This would have been much better if I had written this at the start of my plan, instead of over half way through it. I could have detailed my research and thoughts and how I came to my decisions. But to be honest today most of that information would have been out of date and of no use for today. Next time then.
I started thinking about how long I use devices when I was considering purchasing a smart phone at the end of 2012. When I was growing up technology was moving so fast that upgrading computers, mobile phones and other devices became habit. I often sold components and devices on, gave things away or stuck them in a cupboard never to see daylight again. Previously I had often opted for mobile phone contracts which came with the latest and greatest phone featuring new at the time features such as a colour screen, 3G, touchscreen, WiFi radio etc.
This purchase was going to be an expensive business and I worked out the monthly cost, looking at contract and purchasing the device on its own.
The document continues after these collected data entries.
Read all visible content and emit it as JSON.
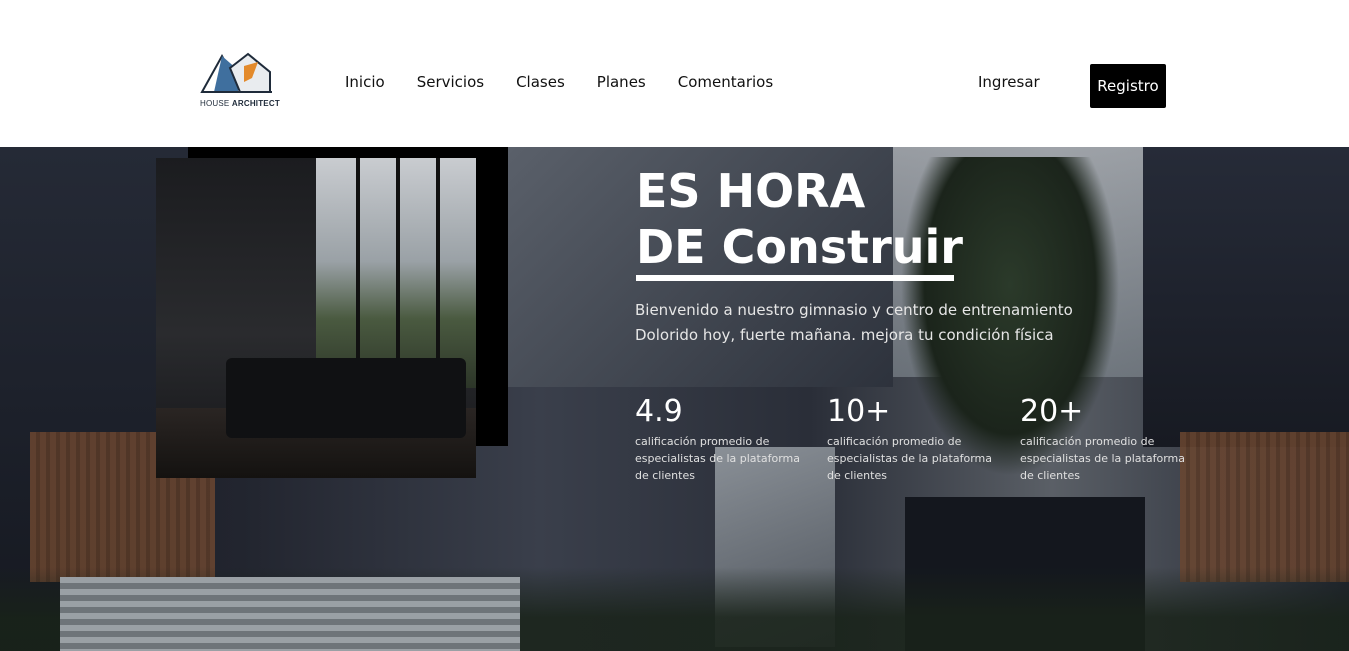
{
  "brand": {
    "logo_text_light": "HOUSE",
    "logo_text_bold": "ARCHITECT",
    "accent_color": "#e38a2b",
    "primary_color": "#3f6f9e"
  },
  "nav": {
    "items": [
      "Inicio",
      "Servicios",
      "Clases",
      "Planes",
      "Comentarios"
    ],
    "login_label": "Ingresar",
    "register_label": "Registro"
  },
  "hero": {
    "headline_line1": "ES HORA",
    "headline_line2": "DE Construir",
    "subtitle_line1": "Bienvenido a nuestro gimnasio y centro de entrenamiento",
    "subtitle_line2": "Dolorido hoy, fuerte mañana. mejora tu condición física",
    "stats": [
      {
        "value": "4.9",
        "description": "calificación promedio de especialistas de la plataforma de clientes"
      },
      {
        "value": "10+",
        "description": "calificación promedio de especialistas de la plataforma de clientes"
      },
      {
        "value": "20+",
        "description": "calificación promedio de especialistas de la plataforma de clientes"
      }
    ]
  }
}
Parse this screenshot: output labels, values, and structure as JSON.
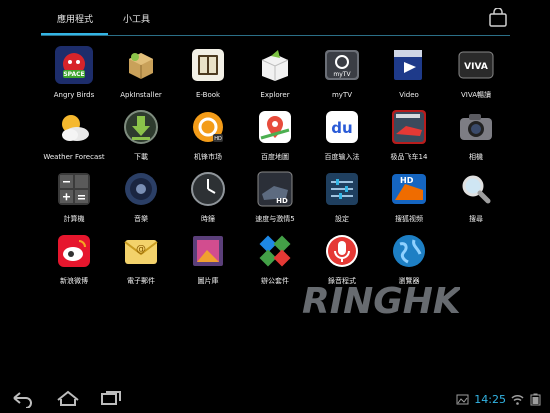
{
  "tabs": [
    {
      "label": "應用程式",
      "active": true
    },
    {
      "label": "小工具",
      "active": false
    }
  ],
  "accent_color": "#33b5e5",
  "apps": [
    {
      "label": "Angry Birds",
      "icon": "angry-birds-icon"
    },
    {
      "label": "ApkInstaller",
      "icon": "apk-installer-icon"
    },
    {
      "label": "E-Book",
      "icon": "ebook-icon"
    },
    {
      "label": "Explorer",
      "icon": "explorer-icon"
    },
    {
      "label": "myTV",
      "icon": "mytv-icon"
    },
    {
      "label": "Video",
      "icon": "video-icon"
    },
    {
      "label": "VIVA暢讀",
      "icon": "viva-icon"
    },
    {
      "label": "Weather Forecast",
      "icon": "weather-icon"
    },
    {
      "label": "下載",
      "icon": "download-icon"
    },
    {
      "label": "机锋市场",
      "icon": "gfan-market-icon"
    },
    {
      "label": "百度地圖",
      "icon": "baidu-map-icon"
    },
    {
      "label": "百度输入法",
      "icon": "baidu-input-icon"
    },
    {
      "label": "极品飞车14",
      "icon": "need-for-speed-icon"
    },
    {
      "label": "相機",
      "icon": "camera-icon"
    },
    {
      "label": "計算機",
      "icon": "calculator-icon"
    },
    {
      "label": "音樂",
      "icon": "music-icon"
    },
    {
      "label": "時鐘",
      "icon": "clock-icon"
    },
    {
      "label": "速度与激情5",
      "icon": "fast-five-icon"
    },
    {
      "label": "設定",
      "icon": "settings-icon"
    },
    {
      "label": "搜狐视频",
      "icon": "sohu-video-icon"
    },
    {
      "label": "搜尋",
      "icon": "search-icon"
    },
    {
      "label": "新浪微博",
      "icon": "weibo-icon"
    },
    {
      "label": "電子郵件",
      "icon": "email-icon"
    },
    {
      "label": "圖片庫",
      "icon": "gallery-icon"
    },
    {
      "label": "辦公套件",
      "icon": "office-suite-icon"
    },
    {
      "label": "錄音程式",
      "icon": "sound-recorder-icon"
    },
    {
      "label": "瀏覽器",
      "icon": "browser-icon"
    }
  ],
  "watermark": {
    "text": "RINGHK"
  },
  "status": {
    "time": "14:25"
  },
  "nav": {
    "back": "back-icon",
    "home": "home-icon",
    "recents": "recent-apps-icon"
  }
}
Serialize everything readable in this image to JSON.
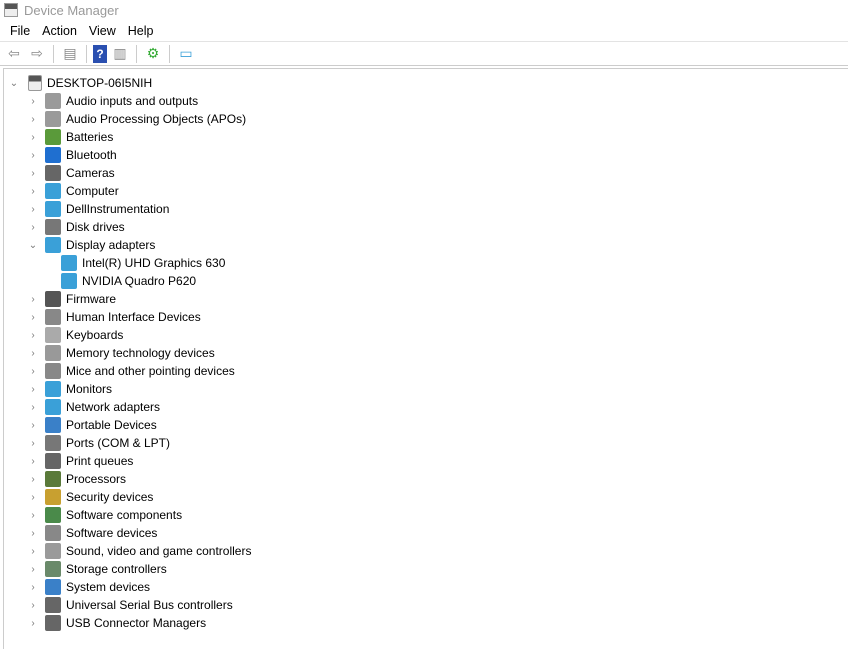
{
  "window": {
    "title": "Device Manager"
  },
  "menu": [
    "File",
    "Action",
    "View",
    "Help"
  ],
  "toolbar": [
    {
      "icon": "back-arrow-icon"
    },
    {
      "icon": "forward-arrow-icon"
    },
    {
      "icon": "show-hide-console-tree-icon"
    },
    {
      "icon": "help-icon"
    },
    {
      "icon": "show-action-pane-icon"
    },
    {
      "icon": "update-driver-icon"
    },
    {
      "icon": "scan-hardware-changes-icon"
    }
  ],
  "tree": {
    "root": "DESKTOP-06I5NIH",
    "items": [
      {
        "label": "Audio inputs and outputs",
        "color": "#9a9a9a"
      },
      {
        "label": "Audio Processing Objects (APOs)",
        "color": "#9a9a9a"
      },
      {
        "label": "Batteries",
        "color": "#5a9a3a"
      },
      {
        "label": "Bluetooth",
        "color": "#1f6fd0"
      },
      {
        "label": "Cameras",
        "color": "#666666"
      },
      {
        "label": "Computer",
        "color": "#3aa0d8"
      },
      {
        "label": "DellInstrumentation",
        "color": "#3aa0d8"
      },
      {
        "label": "Disk drives",
        "color": "#777777"
      },
      {
        "label": "Display adapters",
        "color": "#3aa0d8",
        "expanded": true,
        "children": [
          "Intel(R) UHD Graphics 630",
          "NVIDIA Quadro P620"
        ]
      },
      {
        "label": "Firmware",
        "color": "#555555"
      },
      {
        "label": "Human Interface Devices",
        "color": "#888888"
      },
      {
        "label": "Keyboards",
        "color": "#aaaaaa"
      },
      {
        "label": "Memory technology devices",
        "color": "#999999"
      },
      {
        "label": "Mice and other pointing devices",
        "color": "#888888"
      },
      {
        "label": "Monitors",
        "color": "#3aa0d8"
      },
      {
        "label": "Network adapters",
        "color": "#3aa0d8"
      },
      {
        "label": "Portable Devices",
        "color": "#3a80c8"
      },
      {
        "label": "Ports (COM & LPT)",
        "color": "#777777"
      },
      {
        "label": "Print queues",
        "color": "#666666"
      },
      {
        "label": "Processors",
        "color": "#5a7a3a"
      },
      {
        "label": "Security devices",
        "color": "#c8a030"
      },
      {
        "label": "Software components",
        "color": "#4a8a4a"
      },
      {
        "label": "Software devices",
        "color": "#888888"
      },
      {
        "label": "Sound, video and game controllers",
        "color": "#9a9a9a"
      },
      {
        "label": "Storage controllers",
        "color": "#6a8a6a"
      },
      {
        "label": "System devices",
        "color": "#3a80c8"
      },
      {
        "label": "Universal Serial Bus controllers",
        "color": "#666666"
      },
      {
        "label": "USB Connector Managers",
        "color": "#666666"
      }
    ]
  }
}
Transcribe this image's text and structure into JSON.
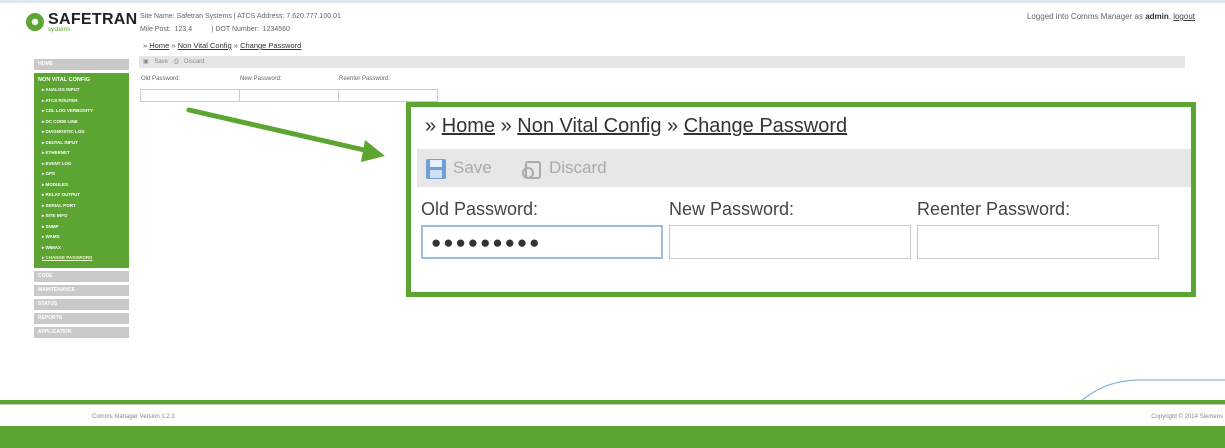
{
  "header": {
    "logo_mark": "",
    "logo_text": "SAFETRAN",
    "logo_sub": "systems",
    "site_line": "Site Name: Safetran Systems | ATCS Address: 7.620.777.100.01",
    "mile_line": "Mile Post:  123.4          | DOT Number:  1234560",
    "logged_prefix": "Logged into Comms Manager as",
    "user": "admin",
    "logout": "logout"
  },
  "breadcrumb": {
    "sep": "»",
    "home": "Home",
    "section": "Non Vital Config",
    "page": "Change Password"
  },
  "sidebar": {
    "top": "HOME",
    "active_title": "NON VITAL CONFIG",
    "items": [
      "ANALOG INPUT",
      "ATCS ROUTER",
      "CDL LOG VERBOSITY",
      "DC CODE LINE",
      "DIAGNOSTIC LOG",
      "DIGITAL INPUT",
      "ETHERNET",
      "EVENT LOG",
      "GPS",
      "MODULES",
      "RELAY OUTPUT",
      "SERIAL PORT",
      "SITE INFO",
      "SNMP",
      "WAMS",
      "WIMAX",
      "CHANGE PASSWORD"
    ],
    "bottom": [
      "CODE",
      "MAINTENANCE",
      "STATUS",
      "REPORTS",
      "APPLICATION"
    ]
  },
  "toolbar": {
    "save": "Save",
    "discard": "Discard"
  },
  "form": {
    "old_label": "Old Password:",
    "new_label": "New Password:",
    "reenter_label": "Reenter Password:",
    "old_value": "●●●●●●●●●",
    "new_value": "",
    "reenter_value": ""
  },
  "mini_form": {
    "old_label": "Old Password:",
    "new_label": "New Password:",
    "reenter_label": "Reenter Password:"
  },
  "footer": {
    "version": "Comms Manager Version 1.2.3",
    "copyright": "Copyright © 2014 Siemens"
  },
  "colors": {
    "accent": "#5da533",
    "toolbar": "#e7e7e7",
    "focus": "#9bbde0"
  }
}
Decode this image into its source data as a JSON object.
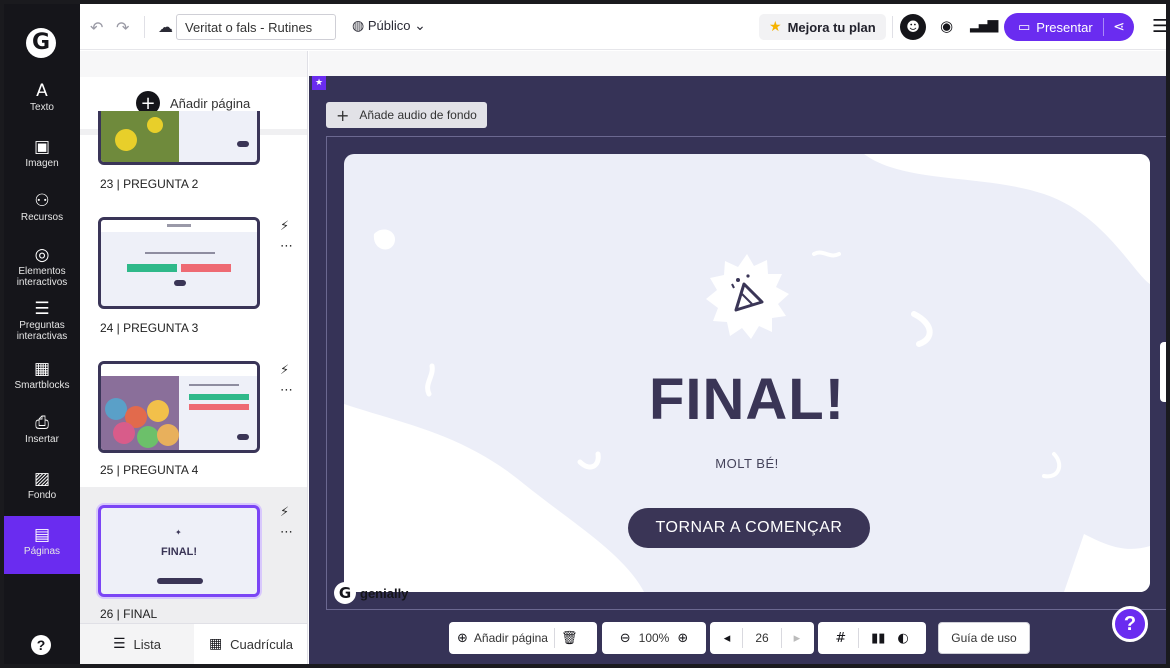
{
  "topbar": {
    "undo_icon": "undo-icon",
    "redo_icon": "redo-icon",
    "doc_title": "Veritat o fals - Rutines",
    "visibility": "Público",
    "upgrade": "Mejora tu plan",
    "present": "Presentar"
  },
  "rail": {
    "items": [
      {
        "label": "Texto",
        "icon": "A"
      },
      {
        "label": "Imagen",
        "icon": "▣"
      },
      {
        "label": "Recursos",
        "icon": "⚇"
      },
      {
        "label": "Elementos interactivos",
        "icon": "◎"
      },
      {
        "label": "Preguntas interactivas",
        "icon": "☰"
      },
      {
        "label": "Smartblocks",
        "icon": "▦"
      },
      {
        "label": "Insertar",
        "icon": "⎙"
      },
      {
        "label": "Fondo",
        "icon": "▨"
      },
      {
        "label": "Páginas",
        "icon": "▤"
      }
    ],
    "help": "?"
  },
  "panel": {
    "add_page": "Añadir página",
    "pages": [
      {
        "label": "23 | PREGUNTA 2"
      },
      {
        "label": "24 | PREGUNTA 3"
      },
      {
        "label": "25 | PREGUNTA 4"
      },
      {
        "label": "26 | FINAL",
        "thumb_title": "FINAL!"
      }
    ],
    "footer": {
      "list": "Lista",
      "grid": "Cuadrícula"
    }
  },
  "canvas": {
    "audio": "Añade audio de fondo",
    "slide": {
      "title": "FINAL!",
      "subtitle": "MOLT BÉ!",
      "button": "TORNAR A COMENÇAR"
    },
    "brand": "genially"
  },
  "bottom_toolbar": {
    "add_page": "Añadir página",
    "zoom": "100%",
    "page_number": "26",
    "guide": "Guía de uso"
  },
  "colors": {
    "accent": "#6a2cf0",
    "stage": "#363357",
    "slide_bg": "#eceef8",
    "slide_text": "#3a3556"
  }
}
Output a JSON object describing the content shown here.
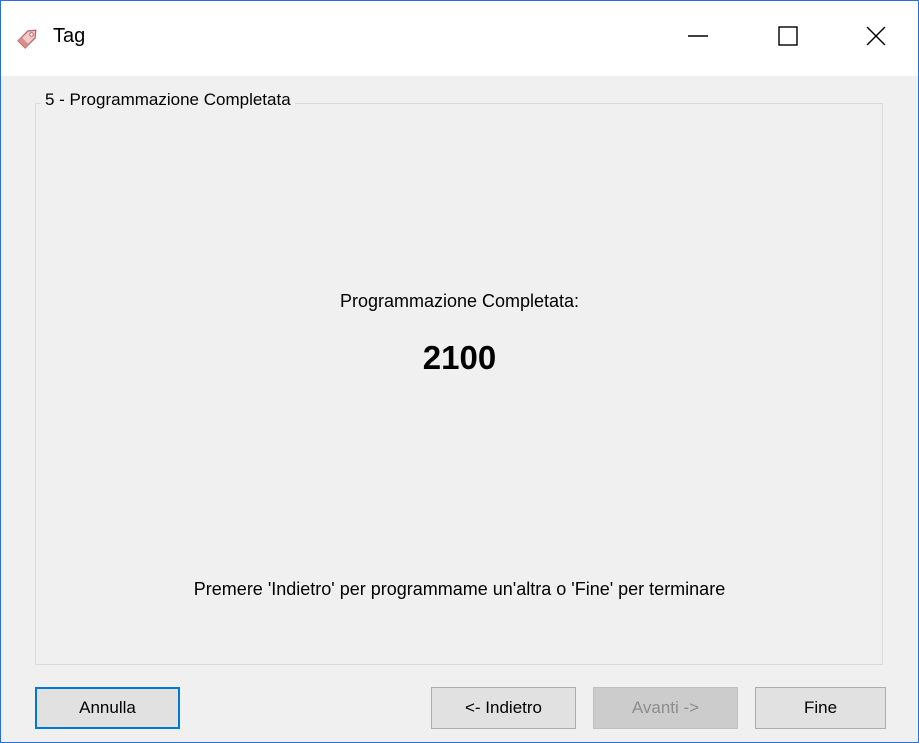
{
  "window": {
    "title": "Tag",
    "icon": "tag-icon",
    "controls": {
      "minimize": "minimize-icon",
      "maximize": "maximize-icon",
      "close": "close-icon"
    }
  },
  "step": {
    "group_title": "5 - Programmazione Completata",
    "completed_label": "Programmazione Completata:",
    "count_value": "2100",
    "instruction": "Premere 'Indietro' per programmame un'altra o 'Fine' per terminare"
  },
  "buttons": {
    "cancel": "Annulla",
    "back": "<- Indietro",
    "next": "Avanti ->",
    "finish": "Fine"
  },
  "colors": {
    "window_border": "#2a6fd6",
    "focus_border": "#0078d7",
    "disabled_text": "#8d8d8d"
  }
}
I then started to think about the environmental impact of my choices. Changing mobile phone every few years can’t be good for my pocket or the environment. I’m into technology and like to have things not just for the sake of having them but for things which will make some contribution to my life.
I came to the conclusion that if I was going to get a smart phone it would have to serve its purpose for five years. That’s a long time in technological terms and I knew I would have to choose wisely. I did not only have to think in terms of specifications and physical durability, I had to think in terms of software. How long would the software be supported and updated? A hard question to answer. I had been bitten before when I chose a HP Pre 3 running WebOS; A a great phone and OS unfortunately abandoned very quickly on launch by HP.
My choice: The Nexus 4
In the end I chose the Nexus 4 smartphone brought out by Google and LG. It was generously priced and the specifications beyond what I had thought achievable given my budget. For Android I thought that with it receiving Android updates directly from Google it would be well supported for. Obviously today the phone is outclassed by newer hardware but the software is still updated by Google. It does not have a usable 4G radio but at the moment 3G and WiFi serves my needs.
I know that I’ve been very lucky that the Nexus 4 has been supported in terms of software updates for this long. It’s been over two and a half years since I first got my Nexus 4 – the hard part is still to come.